Can You Feel It?
I’ve come to some new lovely layers of awareness lately. All of these insights, I know, are delivered by the Divine Light. How do I know this? Because my Higher Power’s love and guidance comes quietly, softly, and makes me feel at ease…even if the insight is hard to hear.
I know it’s been a lot. It may all feel super similar, and yet there are new pockets of awareness that are coming up for me as we move. I am not surprised that I am on Week 7 of juicy blog content.
Here it goes.
When I experienced tragic loss several years ago, I started to have these wild and profound experiences where I received confirmation (already had a hunch) that our souls are the purest form of love. And I also was made fully aware, that everything is energy and we are all connected.
Okay, you can smile now and think, there’s that Julie “woo-woo.”
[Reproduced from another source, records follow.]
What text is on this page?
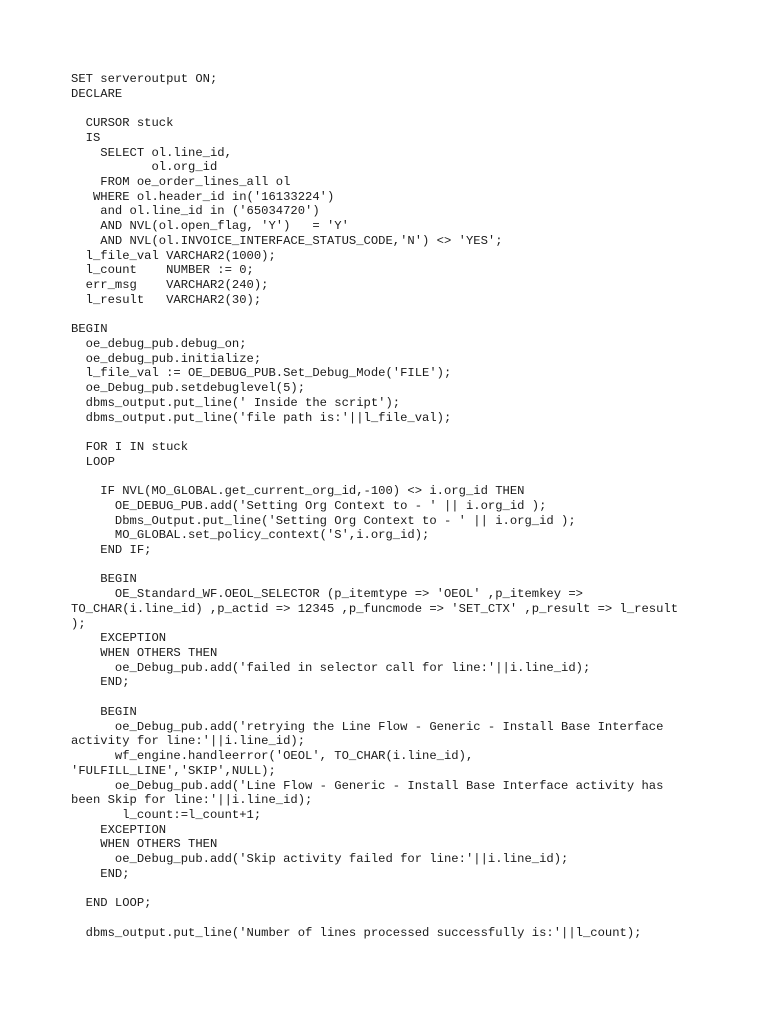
SET serveroutput ON;
DECLARE
CURSOR stuck
IS
SELECT ol.line_id,
ol.org_id
FROM oe_order_lines_all ol
WHERE ol.header_id in('16133224')
and ol.line_id in ('65034720')
AND NVL(ol.open_flag, 'Y')   = 'Y'
AND NVL(ol.INVOICE_INTERFACE_STATUS_CODE,'N') <> 'YES';
l_file_val VARCHAR2(1000);
l_count    NUMBER := 0;
err_msg    VARCHAR2(240);
l_result   VARCHAR2(30);
BEGIN
oe_debug_pub.debug_on;
oe_debug_pub.initialize;
l_file_val := OE_DEBUG_PUB.Set_Debug_Mode('FILE');
oe_Debug_pub.setdebuglevel(5);
dbms_output.put_line(' Inside the script');
dbms_output.put_line('file path is:'||l_file_val);
FOR I IN stuck
LOOP
IF NVL(MO_GLOBAL.get_current_org_id,-100) <> i.org_id THEN
OE_DEBUG_PUB.add('Setting Org Context to - ' || i.org_id );
Dbms_Output.put_line('Setting Org Context to - ' || i.org_id );
MO_GLOBAL.set_policy_context('S',i.org_id);
END IF;
BEGIN
OE_Standard_WF.OEOL_SELECTOR (p_itemtype => 'OEOL' ,p_itemkey =>
TO_CHAR(i.line_id) ,p_actid => 12345 ,p_funcmode => 'SET_CTX' ,p_result => l_result
);
EXCEPTION
WHEN OTHERS THEN
oe_Debug_pub.add('failed in selector call for line:'||i.line_id);
END;
BEGIN
oe_Debug_pub.add('retrying the Line Flow - Generic - Install Base Interface
activity for line:'||i.line_id);
wf_engine.handleerror('OEOL', TO_CHAR(i.line_id),
'FULFILL_LINE','SKIP',NULL);
oe_Debug_pub.add('Line Flow - Generic - Install Base Interface activity has
been Skip for line:'||i.line_id);
l_count:=l_count+1;
EXCEPTION
WHEN OTHERS THEN
oe_Debug_pub.add('Skip activity failed for line:'||i.line_id);
END;
END LOOP;
dbms_output.put_line('Number of lines processed successfully is:'||l_count);
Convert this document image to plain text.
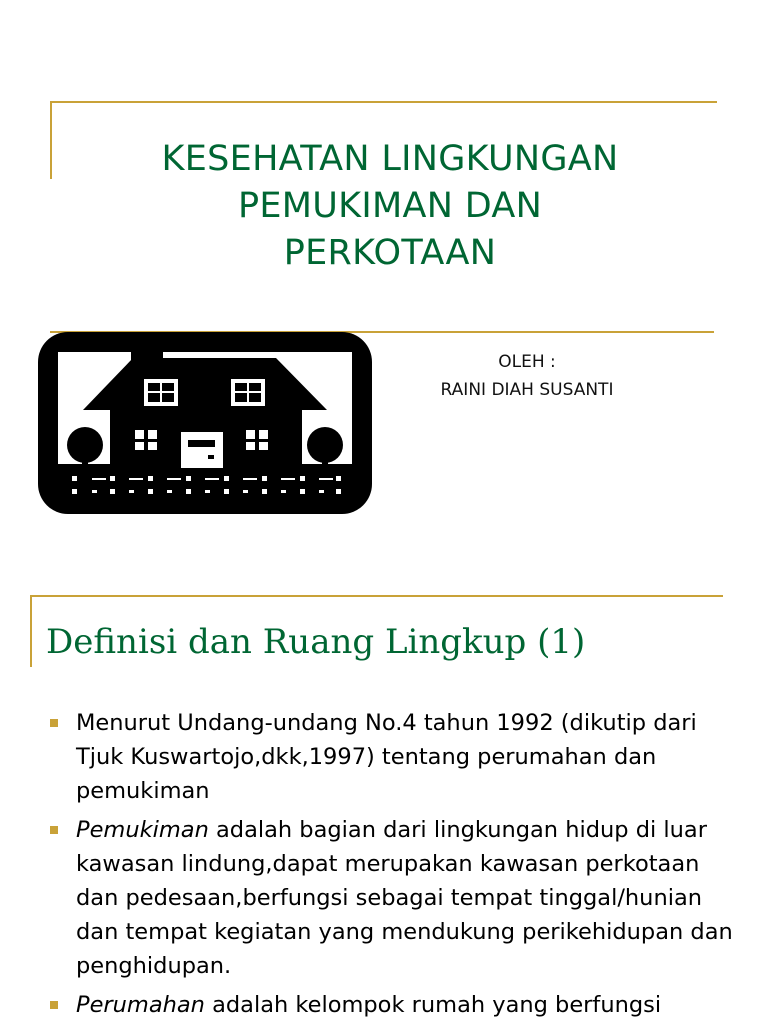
KESEHATAN LINGKUNGAN
PEMUKIMAN DAN
PERKOTAAN
OLEH :
RAINI DIAH SUSANTI
Definisi dan Ruang Lingkup (1)
Menurut Undang-undang No.4 tahun 1992 (dikutip dari Tjuk Kuswartojo,dkk,1997) tentang perumahan dan pemukiman
Pemukiman adalah bagian dari lingkungan hidup di luar kawasan lindung,dapat merupakan kawasan perkotaan dan pedesaan,berfungsi sebagai tempat tinggal/hunian dan tempat kegiatan yang mendukung perikehidupan dan penghidupan.
Perumahan adalah kelompok rumah yang berfungsi
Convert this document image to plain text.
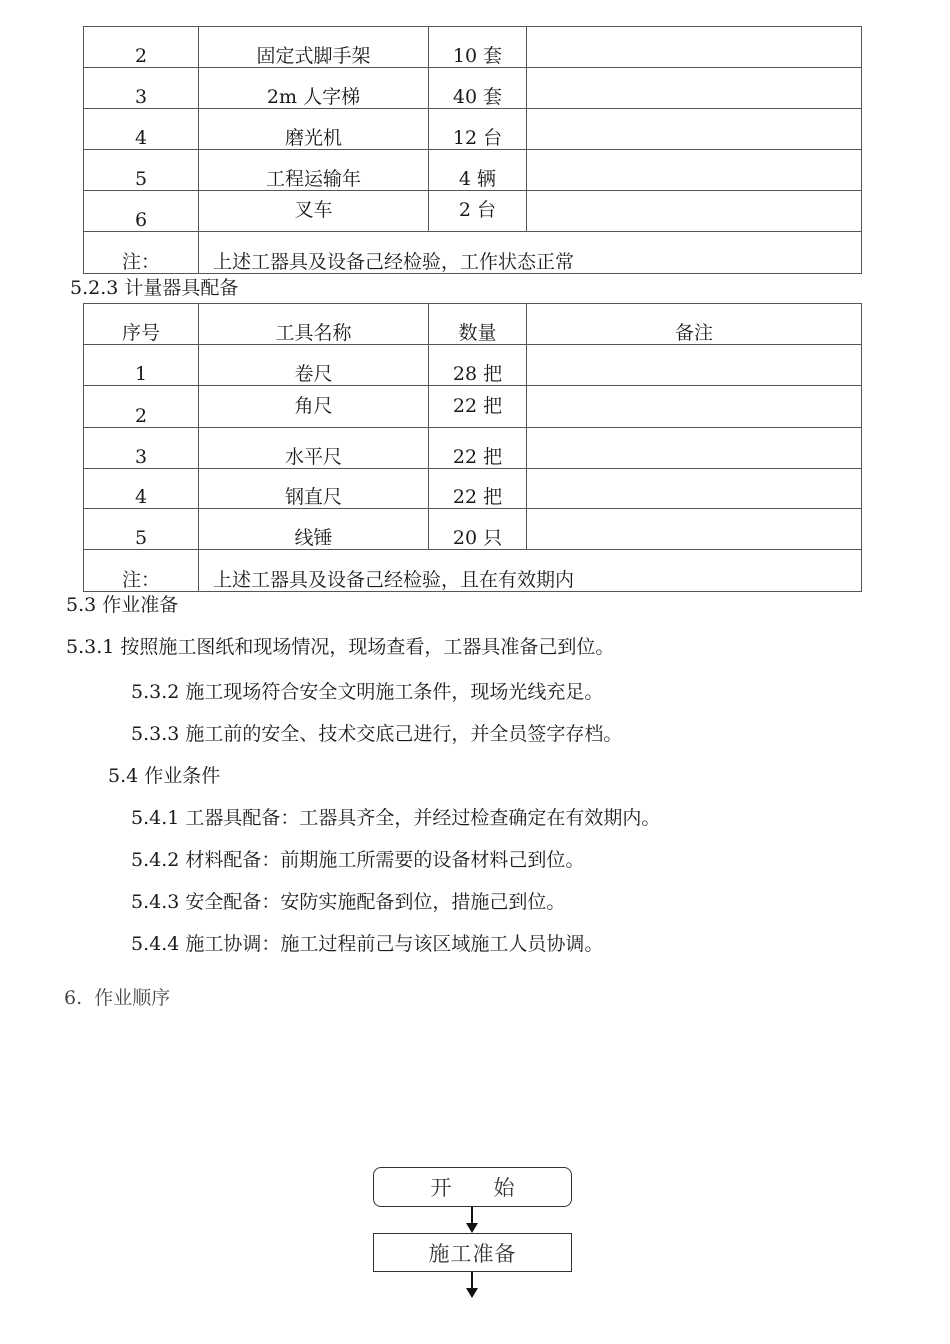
2	固定式脚手架	10 套	
3	2m 人字梯	40 套	
4	磨光机	12 台	
5	工程运输年	4 辆	
6	叉车	2 台	
注：	上述工器具及设备己经检验，工作状态正常		
5.2.3 计量器具配备
序号	工具名称	数量	备注
1	卷尺	28 把	
2	角尺	22 把	
3	水平尺	22 把	
4	钢直尺	22 把	
5	线锤	20 只	
注：	上述工器具及设备己经检验，且在有效期内		
5.3 作业准备
5.3.1 按照施工图纸和现场情况，现场查看，工器具准备己到位。
5.3.2 施工现场符合安全文明施工条件，现场光线充足。
5.3.3 施工前的安全、技术交底己进行，并全员签字存档。
5.4 作业条件
5.4.1 工器具配备：工器具齐全，并经过检查确定在有效期内。
5.4.2 材料配备：前期施工所需要的设备材料己到位。
5.4.3 安全配备：安防实施配备到位，措施己到位。
5.4.4 施工协调：施工过程前己与该区域施工人员协调。
6.  作业顺序
开　　始
施工准备
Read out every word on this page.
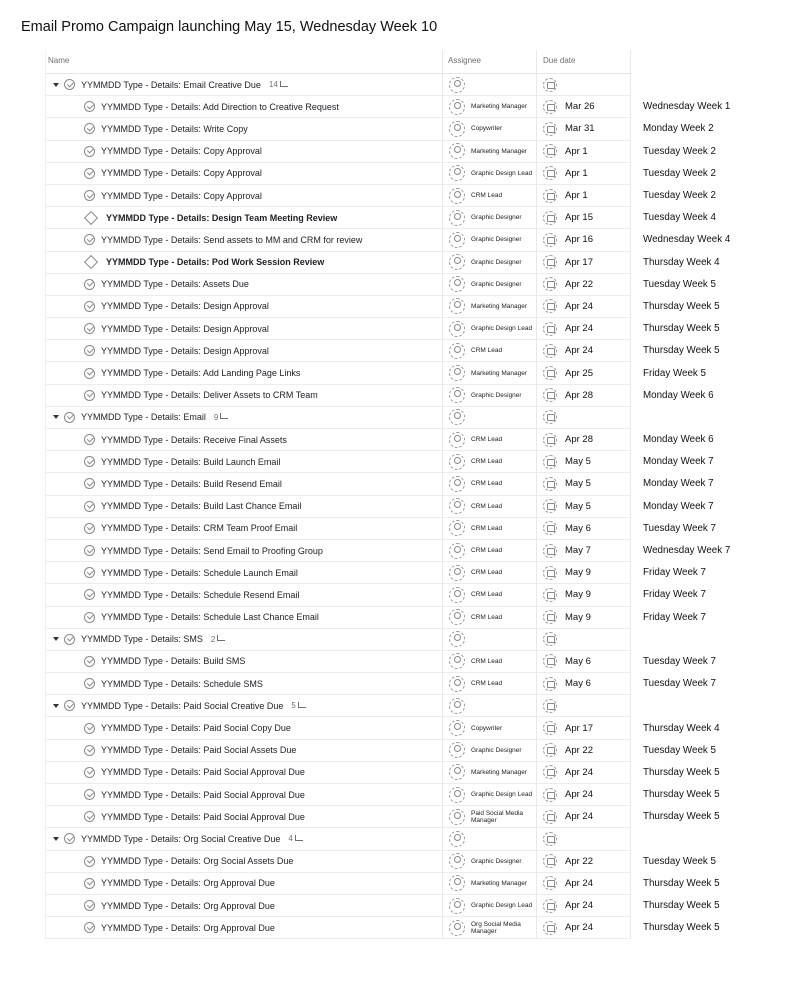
Email Promo Campaign launching May 15, Wednesday Week 10
Name	Assignee	Due date
YYMMDD Type - Details: Email Creative Due 14
YYMMDD Type - Details: Add Direction to Creative Request	Marketing Manager	Mar 26	Wednesday Week 1
YYMMDD Type - Details: Write Copy	Copywriter	Mar 31	Monday Week 2
YYMMDD Type - Details: Copy Approval	Marketing Manager	Apr 1	Tuesday Week 2
YYMMDD Type - Details: Copy Approval	Graphic Design Lead	Apr 1	Tuesday Week 2
YYMMDD Type - Details: Copy Approval	CRM Lead	Apr 1	Tuesday Week 2
YYMMDD Type - Details: Design Team Meeting Review	Graphic Designer	Apr 15	Tuesday Week 4
YYMMDD Type - Details: Send assets to MM and CRM for review	Graphic Designer	Apr 16	Wednesday Week 4
YYMMDD Type - Details: Pod Work Session Review	Graphic Designer	Apr 17	Thursday Week 4
YYMMDD Type - Details: Assets Due	Graphic Designer	Apr 22	Tuesday Week 5
YYMMDD Type - Details: Design Approval	Marketing Manager	Apr 24	Thursday Week 5
YYMMDD Type - Details: Design Approval	Graphic Design Lead	Apr 24	Thursday Week 5
YYMMDD Type - Details: Design Approval	CRM Lead	Apr 24	Thursday Week 5
YYMMDD Type - Details: Add Landing Page Links	Marketing Manager	Apr 25	Friday Week 5
YYMMDD Type - Details: Deliver Assets to CRM Team	Graphic Designer	Apr 28	Monday Week 6
YYMMDD Type - Details: Email 9
YYMMDD Type - Details: Receive Final Assets	CRM Lead	Apr 28	Monday Week 6
YYMMDD Type - Details: Build Launch Email	CRM Lead	May 5	Monday Week 7
YYMMDD Type - Details: Build Resend Email	CRM Lead	May 5	Monday Week 7
YYMMDD Type - Details: Build Last Chance Email	CRM Lead	May 5	Monday Week 7
YYMMDD Type - Details: CRM Team Proof Email	CRM Lead	May 6	Tuesday Week 7
YYMMDD Type - Details: Send Email to Proofing Group	CRM Lead	May 7	Wednesday Week 7
YYMMDD Type - Details: Schedule Launch Email	CRM Lead	May 9	Friday Week 7
YYMMDD Type - Details: Schedule Resend Email	CRM Lead	May 9	Friday Week 7
YYMMDD Type - Details: Schedule Last Chance Email	CRM Lead	May 9	Friday Week 7
YYMMDD Type - Details: SMS 2
YYMMDD Type - Details: Build SMS	CRM Lead	May 6	Tuesday Week 7
YYMMDD Type - Details: Schedule SMS	CRM Lead	May 6	Tuesday Week 7
YYMMDD Type - Details: Paid Social Creative Due 5
YYMMDD Type - Details: Paid Social Copy Due	Copywriter	Apr 17	Thursday Week 4
YYMMDD Type - Details: Paid Social Assets Due	Graphic Designer	Apr 22	Tuesday Week 5
YYMMDD Type - Details: Paid Social Approval Due	Marketing Manager	Apr 24	Thursday Week 5
YYMMDD Type - Details: Paid Social Approval Due	Graphic Design Lead	Apr 24	Thursday Week 5
YYMMDD Type - Details: Paid Social Approval Due	Paid Social Media Manager	Apr 24	Thursday Week 5
YYMMDD Type - Details: Org Social Creative Due 4
YYMMDD Type - Details: Org Social Assets Due	Graphic Designer	Apr 22	Tuesday Week 5
YYMMDD Type - Details: Org Approval Due	Marketing Manager	Apr 24	Thursday Week 5
YYMMDD Type - Details: Org Approval Due	Graphic Design Lead	Apr 24	Thursday Week 5
YYMMDD Type - Details: Org Approval Due	Org Social Media Manager	Apr 24	Thursday Week 5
And let me tell you, I am all about the woo-woo. I could talk to you all day about the woo-woo. And this journey has guided me to the most unbelievably healing experiences and life-changing, transformational moments, bringing me to the computer as I now type these words.
And I am here to say –
The energy work, the breathwork, the yoga, the meditation, the cacao ceremonies, the kirtan, the sound healing, the retreats…they are beautiful. They are perfect. They change my life every day.
And, these practices alone will not bring to my Highest self if I am not willing to hold emotion in my body. The journey can only go but so far if I am not willing to be incredibly uncomfortable and make different choices.
I cannot heal my people-pleasing wounds by simply breathing and meditating.
I have to be willing to speak up, even if my voice shakes.
I have to be willing to enter conflict, if my heart is calling me to share.
I have to be willing to say no when I really do mean no. (And yes, when I really do mean yes).
I have to hold these emotions, claim them, feel them, and choose the action that supports my evolution.
I have to do the hard things.
These beautiful tools of Divinity have saved my life more than I can even put into words. They were the things I used to seek for relief and reprieve (the end game if you will).
Now, they are becoming perfect companions as I journey back into my body, so that I may integrate them all into this full, messy, beautiful, human experience.
I don’t want to just find relief in my nervous system for glimmers of time following an activation. I don’t want to just feel better after a 30 minute yoga practice or a cup of cacao.
I want to feel unshakable safety in my body, mind, and spirit in every moment.
They aren’t the solution as I once thought. But they’re some of the best friends you could have, who walk with you through the darkness, to rediscover the light.
If no one has told you today, I believe in you. I love you. And I respect your journey.